The pair had denied the allegations, claiming they were forced at gunpoint to make the journey from the Spanish holiday island of Ibiza, where they had been working in bars, after being befriended by a man from London.
In December, following a plea bargain, they were both sentenced to six years and eight months in jail for attempting to smuggle the drugs out of the South American country.
They had previously been held at Lima's Virgen de Fatima prison, but McCollum was then moved to the notorious Ancon 2 mixed prison, two-and-a-half hours outside the city.
McCollum's Belfast-based lawyer Kevin Winters has received confirmation from the Irish government's Department of Foreign Affairs that the prison transfer request has been accepted by the Peruvian authorities.
He said the family had worked with various agencies to secure her transfer.
He said: "Last week we received confirmation from the Irish Department of Foreign Affairs that the Peruvian authorities had accepted Michaella's prison transfer request and in turn passed this on to the UK National Offender Management Service (NOMS).
"It is our understanding that NOMS is due to liaise with the various prison authorities in order to facilitate the next stage of the transfer process."
The solicitor added that a system was in place to ensure the transfer would take place as efficiently as possible, however, he could not say how long it would take for the woman to be moved.
A Prison Service spokesperson added: "We don't normally comment on individual cases.

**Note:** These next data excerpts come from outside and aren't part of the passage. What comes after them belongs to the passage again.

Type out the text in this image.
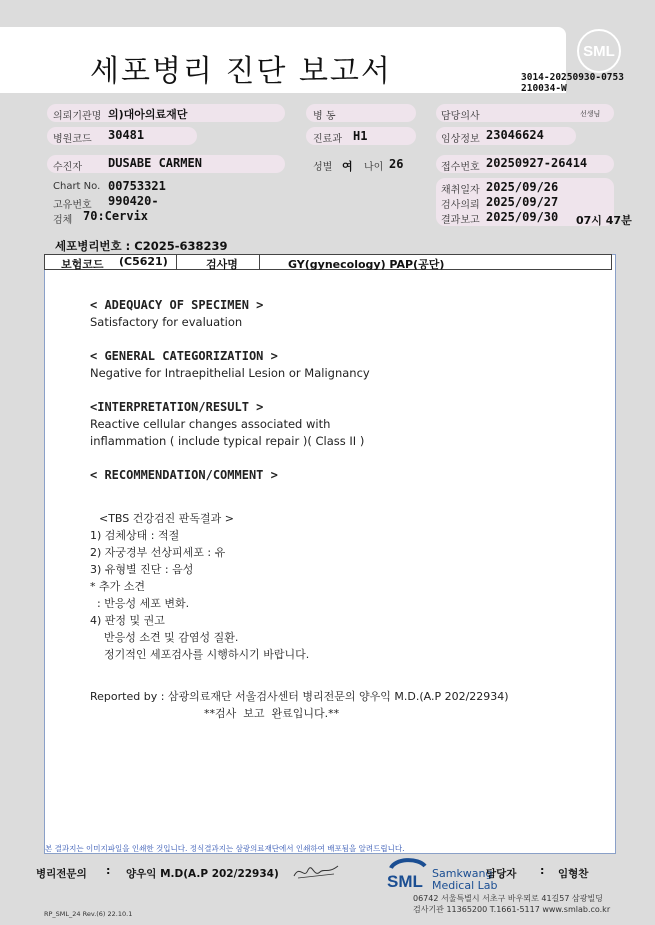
세포병리 진단 보고서
SML
3014-20250930-0753
210034-W
의뢰기관명 의)대아의료재단	병 동	담당의사	선생님
병원코드 30481	진료과 H1	임상정보 23046624
수진자 DUSABE CARMEN	성별 여 나이 26	접수번호 20250927-26414
Chart No. 00753321
고유번호 990420-
검체 70:Cervix
채취일자 2025/09/26
검사의뢰 2025/09/27
결과보고 2025/09/30 07시 47분
세포병리번호 : C2025-638239
보험코드 (C5621)	검사명	GY(gynecology) PAP(공단)
< ADEQUACY OF SPECIMEN >
Satisfactory for evaluation
< GENERAL CATEGORIZATION >
Negative for Intraepithelial Lesion or Malignancy
<INTERPRETATION/RESULT >
Reactive cellular changes associated with
inflammation ( include typical repair )( Class II )
< RECOMMENDATION/COMMENT >
<TBS 건강검진 판독결과 >
1) 검체상태 : 적절
2) 자궁경부 선상피세포 : 유
3) 유형별 진단 : 음성
* 추가 소견
: 반응성 세포 변화.
4) 판정 및 권고
반응성 소견 및 감염성 질환.
정기적인 세포검사를 시행하시기 바랍니다.
Reported by : 삼광의료재단 서울검사센터 병리전문의 양우익 M.D.(A.P 202/22934)
**검사  보고  완료입니다.**
본 결과지는 이미지파일을 인쇄한 것입니다. 정식결과지는 삼광의료재단에서 인쇄하여 배포됨을 알려드립니다.
병리전문의 : 양우익 M.D(A.P 202/22934)	SML Samkwang
Medical Lab
담당자 : 임형찬
06742 서울특별시 서초구 바우뫼로 41길57 삼광빌딩
검사기관 11365200 T.1661-5117 www.smlab.co.kr
RP_SML_24 Rev.(6) 22.10.1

All transfer requests are however dealt with as expeditiously as possible."
Patrick Corrigan, from Amnesty International Northern Ireland, said the conditions in Peruvian jails meant it is "understandable" that prisoners from the UK and Ireland want to return home to complete their sentences.

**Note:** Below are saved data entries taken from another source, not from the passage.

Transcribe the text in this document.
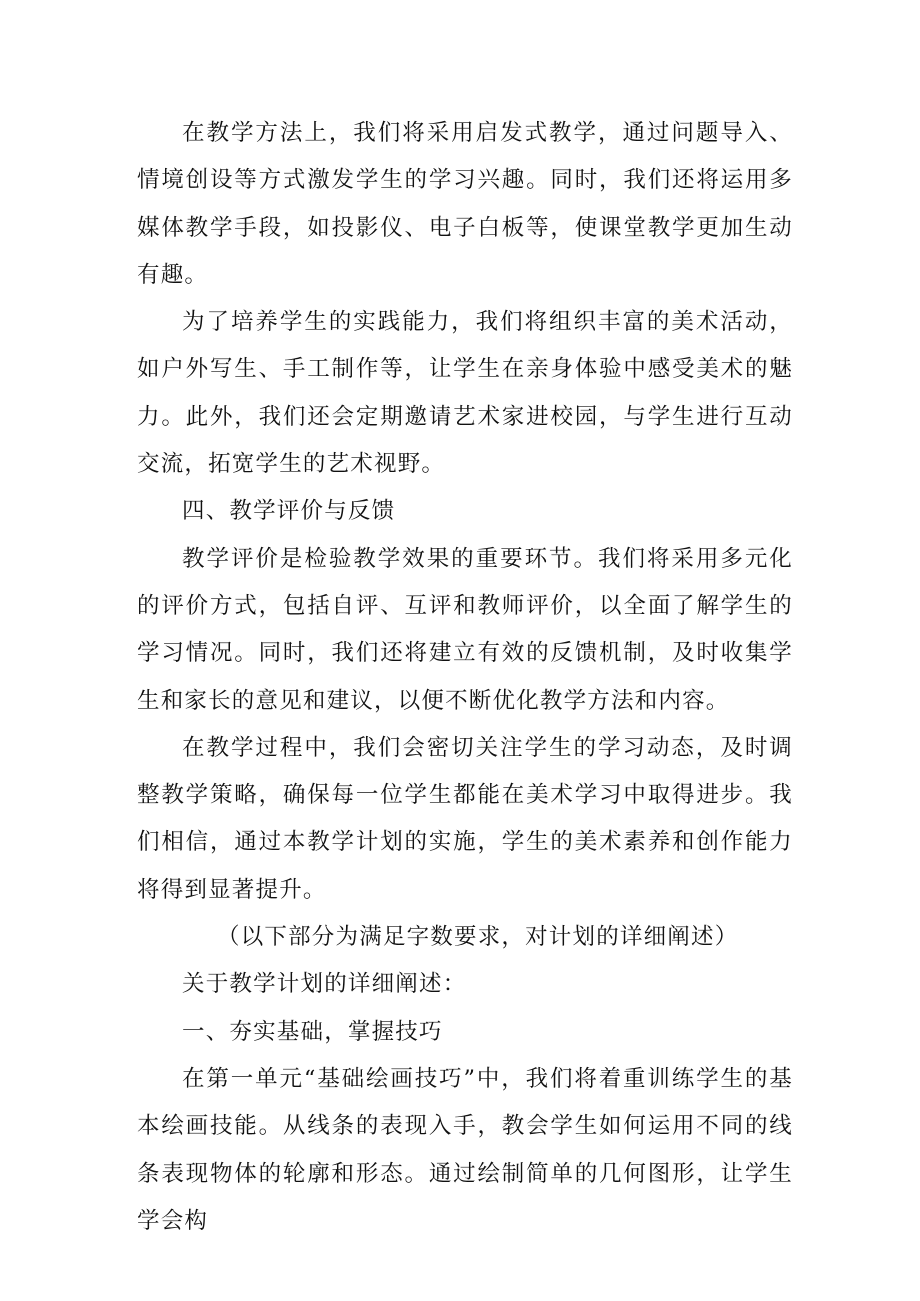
在教学方法上，我们将采用启发式教学，通过问题导入、情境创设等方式激发学生的学习兴趣。同时，我们还将运用多媒体教学手段，如投影仪、电子白板等，使课堂教学更加生动有趣。

为了培养学生的实践能力，我们将组织丰富的美术活动，如户外写生、手工制作等，让学生在亲身体验中感受美术的魅力。此外，我们还会定期邀请艺术家进校园，与学生进行互动交流，拓宽学生的艺术视野。

四、教学评价与反馈

教学评价是检验教学效果的重要环节。我们将采用多元化的评价方式，包括自评、互评和教师评价，以全面了解学生的学习情况。同时，我们还将建立有效的反馈机制，及时收集学生和家长的意见和建议，以便不断优化教学方法和内容。

在教学过程中，我们会密切关注学生的学习动态，及时调整教学策略，确保每一位学生都能在美术学习中取得进步。我们相信，通过本教学计划的实施，学生的美术素养和创作能力将得到显著提升。

（以下部分为满足字数要求，对计划的详细阐述）

关于教学计划的详细阐述：

一、夯实基础，掌握技巧

在第一单元“基础绘画技巧”中，我们将着重训练学生的基本绘画技能。从线条的表现入手，教会学生如何运用不同的线条表现物体的轮廓和形态。通过绘制简单的几何图形，让学生学会构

"Peru's prisons are full to overflowing, with almost 50,000 prisoners for fewer than 30,000 prison places," he said.
"The Virgen de Fatima and Ancon jails, where Melissa Reid and Michaella McCollum Connolly have been serving their jail terms, suffer from the same problems as the rest of Peru's prison system, which has a reputation for being deeply corrupt, with prisoners even forced to pay for food and clean water.
"Significant investment is required to bring the country's jails up to internationally accepted standards for prison conditions such as would be expected in the UK."
The Co Tyrone woman's eventual return to Northern Ireland could take months as the logistics of the transfer are complicated.
Prisoners must be accompanied throughout their journey and airlines and airports must be advised, with security arrangements put in place at departure, transit and final stops.
Meanwhile, the Scottish Prison Service (SPS) said it has approved a repatriation application it received from Lima earlier this year.
Prison chiefs are now waiting for the Peruvian authorities to agree on the terms of Melissa Reid's transfer before it can take place.
An SPS spokeswoman said: "We have provisionally given consent to the Peruvian authorities for the application."